C-Junioren 1 ziehen ins Regionalpokal-Halbfinale ein (7:5 n.E.)

Regionalpokal – In einem packenden Spiel, inklusive Elfmeterkrimi, schalteten die C-Junioren 1 Verbandsligist Viktoria Fulda II im Regionalpokal-Viertelfinale aus und zogen somit ins Halbfinale ein.

Vor allem in Hälfte eins zeigte unsere JSG eine bärenstarke Leistung. Von Beginn an setzte man den Gegner mit Angriffspressing unter Druck, kam zu guten Balleroberungen und spielte dann zielstrebig Richtung gegnerischem Tor. Nach dem 1:0 durch Yannik Bleuel sorgte ledigilich das Aluminium dafür, dass das Ergebnis zur Pause nicht noch höher ausfiel. So blieb es allerdings bei der knappen Führung.

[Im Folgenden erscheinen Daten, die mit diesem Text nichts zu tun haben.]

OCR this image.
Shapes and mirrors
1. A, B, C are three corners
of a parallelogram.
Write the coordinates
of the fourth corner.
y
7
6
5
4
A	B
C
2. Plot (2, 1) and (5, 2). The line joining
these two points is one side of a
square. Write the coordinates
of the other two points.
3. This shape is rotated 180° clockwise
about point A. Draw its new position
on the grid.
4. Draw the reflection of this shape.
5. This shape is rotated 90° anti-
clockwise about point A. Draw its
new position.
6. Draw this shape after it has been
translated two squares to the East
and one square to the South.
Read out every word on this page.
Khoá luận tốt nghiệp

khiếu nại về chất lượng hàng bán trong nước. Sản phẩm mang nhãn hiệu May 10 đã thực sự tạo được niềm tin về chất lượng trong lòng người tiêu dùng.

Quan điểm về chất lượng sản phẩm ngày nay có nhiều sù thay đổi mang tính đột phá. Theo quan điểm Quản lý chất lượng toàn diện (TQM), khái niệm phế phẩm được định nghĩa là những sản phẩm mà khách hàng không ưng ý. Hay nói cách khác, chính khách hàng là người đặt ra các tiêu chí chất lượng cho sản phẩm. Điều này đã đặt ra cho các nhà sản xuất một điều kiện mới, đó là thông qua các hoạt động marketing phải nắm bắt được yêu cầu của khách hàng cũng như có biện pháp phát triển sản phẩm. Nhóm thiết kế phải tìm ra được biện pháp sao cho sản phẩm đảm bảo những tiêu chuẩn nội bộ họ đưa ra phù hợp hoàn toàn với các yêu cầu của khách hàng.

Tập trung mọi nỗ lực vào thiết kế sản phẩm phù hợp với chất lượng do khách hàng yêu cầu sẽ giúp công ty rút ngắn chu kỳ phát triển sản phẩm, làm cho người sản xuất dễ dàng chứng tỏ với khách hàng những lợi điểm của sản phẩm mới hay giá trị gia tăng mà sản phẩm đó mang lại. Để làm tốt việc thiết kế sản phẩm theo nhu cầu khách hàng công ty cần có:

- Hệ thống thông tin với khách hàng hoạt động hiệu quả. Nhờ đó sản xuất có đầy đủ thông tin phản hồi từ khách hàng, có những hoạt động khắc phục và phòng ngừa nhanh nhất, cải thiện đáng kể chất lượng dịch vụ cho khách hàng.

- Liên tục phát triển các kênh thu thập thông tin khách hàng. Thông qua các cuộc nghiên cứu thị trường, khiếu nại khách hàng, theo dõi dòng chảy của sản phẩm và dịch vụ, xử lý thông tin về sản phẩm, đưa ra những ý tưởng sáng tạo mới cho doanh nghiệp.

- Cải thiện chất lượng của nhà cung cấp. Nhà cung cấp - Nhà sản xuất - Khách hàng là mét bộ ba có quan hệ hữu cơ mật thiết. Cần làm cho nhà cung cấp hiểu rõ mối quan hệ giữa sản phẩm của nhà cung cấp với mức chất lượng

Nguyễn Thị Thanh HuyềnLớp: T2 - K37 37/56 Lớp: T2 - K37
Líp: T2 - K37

In Hälfte zwei wurde Viktoria dann zunehmend stärker und gewann die Oberhand im Spiel. Unsere JSG musste dem hohen Tempo in Hälfte eins allmählich Tribut zollen. Das laufintensive Angriffspressing konnte nicht mehr durchgehalten werden, dennoch verteidigte die Mannschaft kompakt und ließ dem Gegner wenig Raum für gefährliche Toraktionen. Viktoria nutzte schließlich eine Unachtsamkeit in der Verteidigung zum Ausgleich. Doch Kilian Goldbach nutzte einen Konter zur erneuten 2:1 Führung. Wieder liefen die Gäste einem Rückstand hinterher. Wieder verteidigte unsere JSG weitestgehend kompakt und ließ nur wenige Chancen zu, von denen Viktoria aber wieder eine zum Ausgleich nutzte. Mit dem 2:2 ging es dann in die Verlängerung, die nichts mehr am Ergebnis änderte.

So musste schließlich das Elfmeterschießen über das Weiterkommen entscheiden. Alle fünf Nüsttaler Schützen behielten hierbei die Nerven und verwandelten sicher. Viktorias vierter Schütze hingegen scheiterte an Torwart Alexander von Butler, der im Anschluss selbst zum umjubelten Siegtreffer verwandelte.

Im Halbfinale geht es nun nächste Woche gegen den JFV Bad Soden (Verbandsliga) um den Einzug ins Finale.

Nüsttal: Alexander von Butler, Erik Romstadt, Henning Trapp, Kilian Goldbach, Laurenz Hafner, Kilian Kohl, Yannik Bleuel, Tobias Bleuel, Noah Breidung, Fabian Göb, Leonard Ditzel, Lennart Jensen, Phil Kramer, Luis Hosenfeld und Emely Kuhnert.